When patients have repeated episodes of dislocations or subluxations (or half dislocations), often times the labrum is torn. This is the fibrocartilaginous rim that attaches normally to the edge of the shoulder joint socket, thereby deepening the joint. When torn, the patient may experience feelings of the shoulder being loose or insecure. There is no confidence with using the shoulder particularly for overhead and sporting activities. Pain may also be a feature.
When a tear is confirmed on MRI scan, there is an option of repairing the labrum arthroscopically. In these cases the labrum, tears off the bone and is repaired back to the joint edge with sutures attached to bone anchors inserted into bone. These anchors may be metal, plastic or dissolvable. Where the capsule (or lining of the shoulder) has stretched this may also be tightened.
SLAP tears are tears of the labrum at the top of the joint where the biceps tendon attaches. In young people, repair can be possible but in older patients the bone is sometimes weak and cannot hold the bone anchors. In such cases we may need to debride the labral tear and release or reposition the biceps tendon.
You are in hospital overnight and in a sling for 6 weeks. After that, an exercise program is commenced and physiotherapy may be required for 6 months. Sport and heavy lifting must be avoided for 6 to 9 months.

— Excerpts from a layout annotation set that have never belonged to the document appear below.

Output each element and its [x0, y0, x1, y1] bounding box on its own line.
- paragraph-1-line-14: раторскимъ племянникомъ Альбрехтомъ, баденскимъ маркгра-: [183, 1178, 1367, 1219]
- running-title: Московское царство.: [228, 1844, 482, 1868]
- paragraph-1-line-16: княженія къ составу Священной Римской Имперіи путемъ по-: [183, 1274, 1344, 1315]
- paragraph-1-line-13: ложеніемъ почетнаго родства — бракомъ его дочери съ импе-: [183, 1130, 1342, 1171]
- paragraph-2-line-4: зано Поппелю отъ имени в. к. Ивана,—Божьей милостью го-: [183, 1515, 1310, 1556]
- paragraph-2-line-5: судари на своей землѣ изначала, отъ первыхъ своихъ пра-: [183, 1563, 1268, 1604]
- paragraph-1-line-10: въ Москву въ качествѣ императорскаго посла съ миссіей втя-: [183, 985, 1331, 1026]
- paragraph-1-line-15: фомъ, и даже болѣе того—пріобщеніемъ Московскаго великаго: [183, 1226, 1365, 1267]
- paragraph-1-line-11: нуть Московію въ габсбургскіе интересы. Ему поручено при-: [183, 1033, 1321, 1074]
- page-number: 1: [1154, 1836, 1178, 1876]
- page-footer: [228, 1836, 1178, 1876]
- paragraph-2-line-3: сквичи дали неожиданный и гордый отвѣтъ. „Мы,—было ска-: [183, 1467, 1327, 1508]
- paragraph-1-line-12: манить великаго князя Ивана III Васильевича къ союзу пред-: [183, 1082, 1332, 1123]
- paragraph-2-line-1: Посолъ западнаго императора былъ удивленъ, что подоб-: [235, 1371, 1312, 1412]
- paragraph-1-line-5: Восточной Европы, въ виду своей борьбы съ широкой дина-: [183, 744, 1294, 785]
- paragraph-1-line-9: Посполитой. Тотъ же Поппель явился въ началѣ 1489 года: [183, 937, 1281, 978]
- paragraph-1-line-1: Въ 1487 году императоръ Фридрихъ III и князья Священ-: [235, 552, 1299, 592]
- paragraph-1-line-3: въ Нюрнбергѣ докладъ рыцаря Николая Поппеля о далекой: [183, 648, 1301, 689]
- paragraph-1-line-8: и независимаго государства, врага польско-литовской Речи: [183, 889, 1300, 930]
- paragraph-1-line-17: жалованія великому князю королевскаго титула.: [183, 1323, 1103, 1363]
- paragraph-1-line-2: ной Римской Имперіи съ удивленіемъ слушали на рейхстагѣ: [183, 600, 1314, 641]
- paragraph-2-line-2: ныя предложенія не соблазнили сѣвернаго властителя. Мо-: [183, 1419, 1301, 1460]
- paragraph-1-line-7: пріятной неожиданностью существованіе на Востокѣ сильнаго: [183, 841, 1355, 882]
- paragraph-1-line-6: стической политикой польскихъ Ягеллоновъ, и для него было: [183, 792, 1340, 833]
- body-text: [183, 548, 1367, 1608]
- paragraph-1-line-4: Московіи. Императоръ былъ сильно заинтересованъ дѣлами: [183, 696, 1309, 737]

The success rate of such surgery after 1 dislocation is about 95 per cent, but if you have had 2 or more dislocations then the success rate drops to about 90 per cent. In persons who have had several dislocations and are likely to resume contact sport an "open stabilization" may be more successful. People who have a hypermobile shoulder with significant generalised ligamentous laxity may be better suited to "open surgery" in selected cases. If you have had subluxations or "half dislocations", arthroscopic surgery is usually very successful. Where there is a SLAP lesion only, surgery is 90 per cent successful.